Tests for agricultural jobs are being administered this month in Cambodia, where the coronavirus outbreak has been surprisingly small. Exams for nursing care jobs were offered there last month after cancellations in April amid the coronavirus outbreak.

Japan looks to restart assessments in other countries such as the Philippines, Nepal and Indonesia, depending on local trends in infection cases. These tests also resume this month in Japan, taken chiefly by international students and trainees.

People who pass the tests become eligible for a new visa category that lets them work in the country for up to five years, when employed in 14 short-staffed industries. The two-part exams assess industry-specific skills and knowledge as well as Japanese proficiency.

Tokyo aims to attract more people for jobs in industries that desperately need labor, such as nursing care and agriculture. Competition with Singapore and Middle Eastern nations for workers was heating up before the pandemic. Japan hopes that resuming visa qualification tests now will give it an advantage in the recruiting fight.

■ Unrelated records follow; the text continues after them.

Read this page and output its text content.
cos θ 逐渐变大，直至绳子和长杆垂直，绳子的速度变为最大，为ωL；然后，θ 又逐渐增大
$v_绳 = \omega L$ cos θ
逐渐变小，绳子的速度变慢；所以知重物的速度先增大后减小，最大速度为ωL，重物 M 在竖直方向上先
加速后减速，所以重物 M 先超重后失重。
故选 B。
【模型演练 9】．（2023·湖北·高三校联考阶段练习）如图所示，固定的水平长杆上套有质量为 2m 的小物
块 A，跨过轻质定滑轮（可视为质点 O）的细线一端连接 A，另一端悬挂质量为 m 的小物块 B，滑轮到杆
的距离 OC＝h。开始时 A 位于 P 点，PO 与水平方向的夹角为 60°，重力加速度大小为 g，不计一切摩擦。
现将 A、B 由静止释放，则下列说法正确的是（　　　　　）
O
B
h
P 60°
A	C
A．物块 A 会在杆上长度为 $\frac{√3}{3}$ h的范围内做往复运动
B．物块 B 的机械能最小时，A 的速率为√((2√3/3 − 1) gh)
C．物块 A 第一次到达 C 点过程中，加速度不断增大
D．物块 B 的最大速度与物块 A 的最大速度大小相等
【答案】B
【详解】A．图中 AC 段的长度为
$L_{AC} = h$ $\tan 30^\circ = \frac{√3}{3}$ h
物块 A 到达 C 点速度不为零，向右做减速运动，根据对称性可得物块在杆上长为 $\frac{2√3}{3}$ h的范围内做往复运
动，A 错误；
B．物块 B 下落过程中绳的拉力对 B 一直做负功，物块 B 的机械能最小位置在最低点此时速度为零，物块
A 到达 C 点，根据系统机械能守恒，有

Though entry restrictions prevent people who pass the test abroad from coming to Japan right away, Tokyo is preparing to welcome them as soon as such limits are relaxed.

Japan plans to classify individuals with the new visa as business travelers so they can be admitted to the country in the first phase of reopening the border. The coronavirus quarantine requirement would be waived for people who pass the screening based on certification of negative diagnostic test results and their itineraries.

Businesses looking to hire foreign workers also are encouraged to interview candidates online before they come to Japan. Support will be hammered out for international students who seek to remain in the country under the special work visa.

Japan anticipated up to 47,550 foreigners entering the country with this visa in the first year through March 2020. But the number came in at 4,000 or so, due in part to delayed procedures in workers' home countries.